La Corte territoriale evidenzia come dalle dichiarazioni della P. sia risultato evidente che ogni qualvolta la stessa si era rifiutata di avere rapporti sessuali con lo S., costui aveva reagito in maniera violenta, fino ad aggredirla. Costei aveva subito le voglie del prevenuto, solo per evitare ai figli di assistere a scenate poco edificanti ed afferma sul punto che “si litigava sempre per questo problema… c’erano queste liti, quindi i ragazzi erano lì presenti e, per non creargli questa confusione, acconsentivo perchè c’erano i ragazzi” (esame P. pagg. 19- 20, riportato in sentenza a pag. 2).
Peraltro, lo stesso imputato ha dichiarato, in particolare con riferimento all’ultimo periodo di convivenza, che la moglie non era disponibile ad avere rapporti sessuali, mostrandosi distaccata, e che, solo per il quieto vivere, aderiva, talvolta, alla sua richiesta di contatti intimi. Da ciò il decidente ha correttamente desunto che lo S. era ben consapevole del fatto che la moglie non gradiva avere più rapporti sessuali e che soggiaceva alle di lui voglie, solo al fine di evitare indecorose e diseducative scenate di fronte alla prole.
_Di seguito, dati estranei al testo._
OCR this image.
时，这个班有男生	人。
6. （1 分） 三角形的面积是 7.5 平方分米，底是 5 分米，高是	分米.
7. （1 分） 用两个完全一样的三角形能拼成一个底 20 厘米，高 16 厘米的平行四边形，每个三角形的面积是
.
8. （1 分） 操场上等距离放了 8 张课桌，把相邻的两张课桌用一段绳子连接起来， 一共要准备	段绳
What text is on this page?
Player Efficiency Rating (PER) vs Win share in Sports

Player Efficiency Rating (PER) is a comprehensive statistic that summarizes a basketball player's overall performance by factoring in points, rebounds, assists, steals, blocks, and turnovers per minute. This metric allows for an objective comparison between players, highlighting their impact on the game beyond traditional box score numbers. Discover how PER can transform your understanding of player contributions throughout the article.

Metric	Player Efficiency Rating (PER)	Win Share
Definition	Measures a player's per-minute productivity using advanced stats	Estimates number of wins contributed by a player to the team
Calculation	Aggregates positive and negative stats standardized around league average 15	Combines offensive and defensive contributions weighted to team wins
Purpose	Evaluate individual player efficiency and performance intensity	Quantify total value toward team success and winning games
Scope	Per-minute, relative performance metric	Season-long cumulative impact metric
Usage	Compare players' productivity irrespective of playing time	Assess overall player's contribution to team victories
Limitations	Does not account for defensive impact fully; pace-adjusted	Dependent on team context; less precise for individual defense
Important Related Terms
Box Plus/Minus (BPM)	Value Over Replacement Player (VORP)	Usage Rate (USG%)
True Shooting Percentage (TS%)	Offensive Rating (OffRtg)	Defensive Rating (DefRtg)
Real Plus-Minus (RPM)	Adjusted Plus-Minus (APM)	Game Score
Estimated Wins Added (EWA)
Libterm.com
Orbene in tema di reati contro la libertà sessuale, nei rapporti di coppia di tipo coniugale, non ha valore scriminante il fatto che la donna non si opponga palesemente ai rapporti sessuali e li subisca, potendosi configurare nella specie un costringimento fisico – psichico idoneo ad incidere sulla libertà di autodeterminazione, quando è provato che l’autore, per le violenze e minacce precedenti, poste ripetutamente in essere nei confronti della vittima, aveva la consapevolezza del rifiuto implicito della stessa agli atti sessuali (Cass. 7/3/06, n. 14789; Cass. 26/3/04, n. 14789).
P.Q.M.
La Corte Suprema di Cassazione rigetta il ricorso e condanna il ricorrente al pagamento delle spese processuali.